Hace unos días, cuando me disponía a leer el periódico, mi nieto Mateo, de cinco años, se acercó: “papapa, quiero ser científico”. “¿Para qué quieres ser científico?”, le pregunté. Él contestó: “para hacer un ovni y viajar al espacio”, y echó a correr haciendo el ruido de un motor. ¿Cómo es que un niño tan pequeño tiene una idea sobre la ciencia y, además, sabe para qué sirve? Hay varias respuestas: o escuchó algunas conversaciones sobre el tema en la casa o Helena, su mamá, le leyó algunos cuentos para niños en los que hay inventos científicos.
Pudo haber sido también durante sus clases escolares virtuales, o en las películas animadas que ve en la televisión y en Internet. El hecho es que el niño sabía que un científico puede crear cosas.
Hace dos meses, leí en El Comercio una noticia que me produjo una gran satisfacción. Un reciente proyecto elaborado por egresados y alumnos de la UNI, del que el ingeniero Manuel Luque Casanave (compañero de colegio y ahora mi vecino de Surco) fue el principal conductor, ganó el concurso HERC NASA 2020, en la categoría “Technology Challenge Award for Wheel Design and Fabrication”, con un diseño innovador para ampliar la superficie de rodadura de las ruedas de un rover sobre superficies irregulares en la Luna y en Marte. El año pasado, la UNI, donde Luque es profesor, había ganado otro premio de la famosa central aereoespecial estadounidense.
En el 2010, cuando regresaba de Barbados, conocí en el avión al científico Marino Morikawa. Durante el viaje, él me explicó su plan de acción para descontaminar el Lago Titicaca. Su entusiasmo se debió a que le había dicho que los amaneceres en el Lago Titicaca eran uno de los más bellos en todo el mundo. Tenemos, así, a un niño que quiere ser científico, a un equipo de la UNI conducido por un científico, y a otro que quiere descontaminar el Titicaca. En los tres casos, la ciencia está presente.
La ciencia está en la razón y en el corazón del hombre, como lo están la filosofía y el arte. Muchos de los inventos científicos se encuentran atesorados en museos para que los visitantes los conozcan. La ciencia es una teoría para comprender el mundo y transformarlo, a través de la técnica que se deriva de ella.
El conocimiento científico, la investigación científica y su aplicación han contribuido a mejorar la vida de los seres humanos cuando se han orientado éticamente; es decir, cuando se han utilizado para construir vida y no para destruirla.

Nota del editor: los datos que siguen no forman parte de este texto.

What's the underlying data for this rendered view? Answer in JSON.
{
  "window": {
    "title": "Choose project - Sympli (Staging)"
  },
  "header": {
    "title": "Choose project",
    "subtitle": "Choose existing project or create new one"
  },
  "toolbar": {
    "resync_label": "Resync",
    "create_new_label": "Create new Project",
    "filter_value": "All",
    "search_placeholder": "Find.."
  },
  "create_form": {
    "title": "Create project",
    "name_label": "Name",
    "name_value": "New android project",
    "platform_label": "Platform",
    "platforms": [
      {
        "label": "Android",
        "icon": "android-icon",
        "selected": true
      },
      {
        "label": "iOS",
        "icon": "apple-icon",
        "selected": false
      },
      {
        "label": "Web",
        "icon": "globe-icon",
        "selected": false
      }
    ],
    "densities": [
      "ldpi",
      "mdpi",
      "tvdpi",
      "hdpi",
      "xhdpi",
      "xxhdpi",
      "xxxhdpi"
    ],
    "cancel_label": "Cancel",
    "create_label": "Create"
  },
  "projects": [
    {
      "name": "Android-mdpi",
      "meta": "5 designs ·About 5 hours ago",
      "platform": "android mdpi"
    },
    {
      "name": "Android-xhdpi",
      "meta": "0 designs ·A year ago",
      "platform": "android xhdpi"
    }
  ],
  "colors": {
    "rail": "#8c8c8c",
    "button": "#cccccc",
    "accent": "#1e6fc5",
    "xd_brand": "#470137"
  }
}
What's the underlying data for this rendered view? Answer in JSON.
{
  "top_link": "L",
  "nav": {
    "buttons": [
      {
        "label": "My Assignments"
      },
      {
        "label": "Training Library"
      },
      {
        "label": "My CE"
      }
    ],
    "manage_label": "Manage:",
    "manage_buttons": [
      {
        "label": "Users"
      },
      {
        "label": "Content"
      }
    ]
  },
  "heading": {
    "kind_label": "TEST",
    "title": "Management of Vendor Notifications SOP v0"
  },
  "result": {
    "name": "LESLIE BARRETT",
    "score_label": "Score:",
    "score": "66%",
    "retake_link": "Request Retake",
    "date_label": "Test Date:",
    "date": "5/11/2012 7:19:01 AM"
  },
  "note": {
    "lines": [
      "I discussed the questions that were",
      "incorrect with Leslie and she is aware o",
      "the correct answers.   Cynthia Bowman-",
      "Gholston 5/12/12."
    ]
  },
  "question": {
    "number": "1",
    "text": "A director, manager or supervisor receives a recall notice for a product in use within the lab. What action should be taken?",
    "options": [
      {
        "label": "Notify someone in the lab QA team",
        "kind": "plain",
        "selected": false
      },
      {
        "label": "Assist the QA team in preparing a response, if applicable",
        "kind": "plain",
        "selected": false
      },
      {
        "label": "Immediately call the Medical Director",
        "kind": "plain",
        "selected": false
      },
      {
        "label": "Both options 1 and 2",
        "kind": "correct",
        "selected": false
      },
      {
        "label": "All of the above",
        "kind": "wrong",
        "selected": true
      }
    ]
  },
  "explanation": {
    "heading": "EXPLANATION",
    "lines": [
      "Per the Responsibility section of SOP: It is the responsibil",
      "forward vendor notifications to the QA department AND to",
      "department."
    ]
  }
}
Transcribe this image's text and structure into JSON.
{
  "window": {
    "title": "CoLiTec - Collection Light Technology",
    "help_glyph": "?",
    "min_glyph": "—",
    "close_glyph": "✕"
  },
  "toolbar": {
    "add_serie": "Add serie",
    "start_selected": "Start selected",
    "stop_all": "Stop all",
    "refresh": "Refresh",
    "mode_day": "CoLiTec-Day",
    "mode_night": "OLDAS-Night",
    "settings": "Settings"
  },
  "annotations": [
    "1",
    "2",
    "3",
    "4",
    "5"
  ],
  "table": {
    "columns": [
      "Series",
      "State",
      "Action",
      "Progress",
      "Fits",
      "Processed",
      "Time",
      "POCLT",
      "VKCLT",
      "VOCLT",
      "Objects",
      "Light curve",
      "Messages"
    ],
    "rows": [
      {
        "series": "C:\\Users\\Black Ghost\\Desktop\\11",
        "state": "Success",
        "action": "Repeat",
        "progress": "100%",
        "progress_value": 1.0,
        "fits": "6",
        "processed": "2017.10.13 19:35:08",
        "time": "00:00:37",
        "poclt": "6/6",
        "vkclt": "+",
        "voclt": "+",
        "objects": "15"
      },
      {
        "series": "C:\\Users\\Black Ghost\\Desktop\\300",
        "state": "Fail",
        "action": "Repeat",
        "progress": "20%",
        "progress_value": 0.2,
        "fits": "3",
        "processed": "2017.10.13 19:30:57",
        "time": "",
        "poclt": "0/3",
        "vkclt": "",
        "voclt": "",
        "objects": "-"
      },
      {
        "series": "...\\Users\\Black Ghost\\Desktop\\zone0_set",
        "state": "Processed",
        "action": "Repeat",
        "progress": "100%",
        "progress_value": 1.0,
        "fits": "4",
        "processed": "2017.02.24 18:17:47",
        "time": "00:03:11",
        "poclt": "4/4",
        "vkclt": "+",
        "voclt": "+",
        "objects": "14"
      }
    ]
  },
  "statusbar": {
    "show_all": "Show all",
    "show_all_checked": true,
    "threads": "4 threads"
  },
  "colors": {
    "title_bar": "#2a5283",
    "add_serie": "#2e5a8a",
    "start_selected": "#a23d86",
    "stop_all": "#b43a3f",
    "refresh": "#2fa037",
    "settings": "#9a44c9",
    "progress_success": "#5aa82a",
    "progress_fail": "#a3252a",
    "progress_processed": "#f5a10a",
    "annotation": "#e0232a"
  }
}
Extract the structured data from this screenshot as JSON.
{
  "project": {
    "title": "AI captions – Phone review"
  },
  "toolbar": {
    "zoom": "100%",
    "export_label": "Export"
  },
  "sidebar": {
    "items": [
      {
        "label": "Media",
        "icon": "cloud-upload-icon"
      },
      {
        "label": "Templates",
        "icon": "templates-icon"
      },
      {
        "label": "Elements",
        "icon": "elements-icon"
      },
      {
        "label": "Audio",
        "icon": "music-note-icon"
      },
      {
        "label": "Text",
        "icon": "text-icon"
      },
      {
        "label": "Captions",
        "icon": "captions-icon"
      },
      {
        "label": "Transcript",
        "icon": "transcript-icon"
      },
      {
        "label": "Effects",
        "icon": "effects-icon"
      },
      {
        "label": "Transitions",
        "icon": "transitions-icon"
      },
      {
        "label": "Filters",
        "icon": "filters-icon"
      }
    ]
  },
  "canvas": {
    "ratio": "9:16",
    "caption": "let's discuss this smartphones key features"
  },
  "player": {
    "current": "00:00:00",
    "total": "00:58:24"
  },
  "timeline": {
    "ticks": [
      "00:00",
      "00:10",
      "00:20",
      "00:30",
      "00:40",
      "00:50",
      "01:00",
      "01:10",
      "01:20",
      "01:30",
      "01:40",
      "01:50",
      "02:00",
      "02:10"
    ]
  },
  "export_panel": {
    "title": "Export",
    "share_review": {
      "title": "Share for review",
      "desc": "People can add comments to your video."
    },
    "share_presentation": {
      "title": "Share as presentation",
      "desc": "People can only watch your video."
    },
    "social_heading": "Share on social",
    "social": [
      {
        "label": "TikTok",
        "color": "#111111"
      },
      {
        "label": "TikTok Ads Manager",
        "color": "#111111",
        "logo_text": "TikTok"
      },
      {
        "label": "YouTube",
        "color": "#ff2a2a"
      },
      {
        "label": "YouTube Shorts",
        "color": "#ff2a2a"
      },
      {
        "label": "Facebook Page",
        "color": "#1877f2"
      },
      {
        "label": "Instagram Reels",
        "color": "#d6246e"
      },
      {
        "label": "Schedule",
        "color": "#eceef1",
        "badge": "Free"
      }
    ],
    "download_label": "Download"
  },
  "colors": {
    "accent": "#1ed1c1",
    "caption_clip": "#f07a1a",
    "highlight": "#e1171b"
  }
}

La ciencia es un arma muy poderosa que debe ser manejada responsablemente.
Creemos que el Perú merece tener museos de la ciencia, que en este artículo llamo “Urania”, en recuerdo de la musa de la astronomía y de las ciencias exactas.
Al respecto, el arquitecto Harry Orsos viene batallando por este proyecto desde hace algunos años. En julio del 2002, el Acuerdo Nacional aprobó que para el 2016 los peruanos deberíamos tener museos de ciencia y tecnología en siete ciudades.
Este proyecto fue anunciado nuevamente por el Concytec en el 2014, pero su implementación quedó sin fecha precisa. En el 2018, se anunció de nuevo que el museo de ciencia y tecnología estaría por lo menos iniciado, pero, por la pandemia, el proyecto tuvo que ser cancelado.
A pesar de todas la dificultades, no deberíamos abandonar este anhelo. No se trata solo de hacer un museo faraónico en la capital, sino de construir museos medianos en Lima y provincias, que cumplan la función de atesorar las creaciones científicas y los inventos tecnológicos hechos en el Perú, y que sirvan con un propósito cultural y pedagógico, para que, como dice el Acuerdo Nacional, generen “la aceptación social de la ciencia y la participación de la comunidad en acciones de valoración científica”.
Estos museos descentralizados deben construirse en homenaje a los científicos peruanos, precisamente hoy que la única forma de terminar con el COVID-19 es por medio de la investigación científica.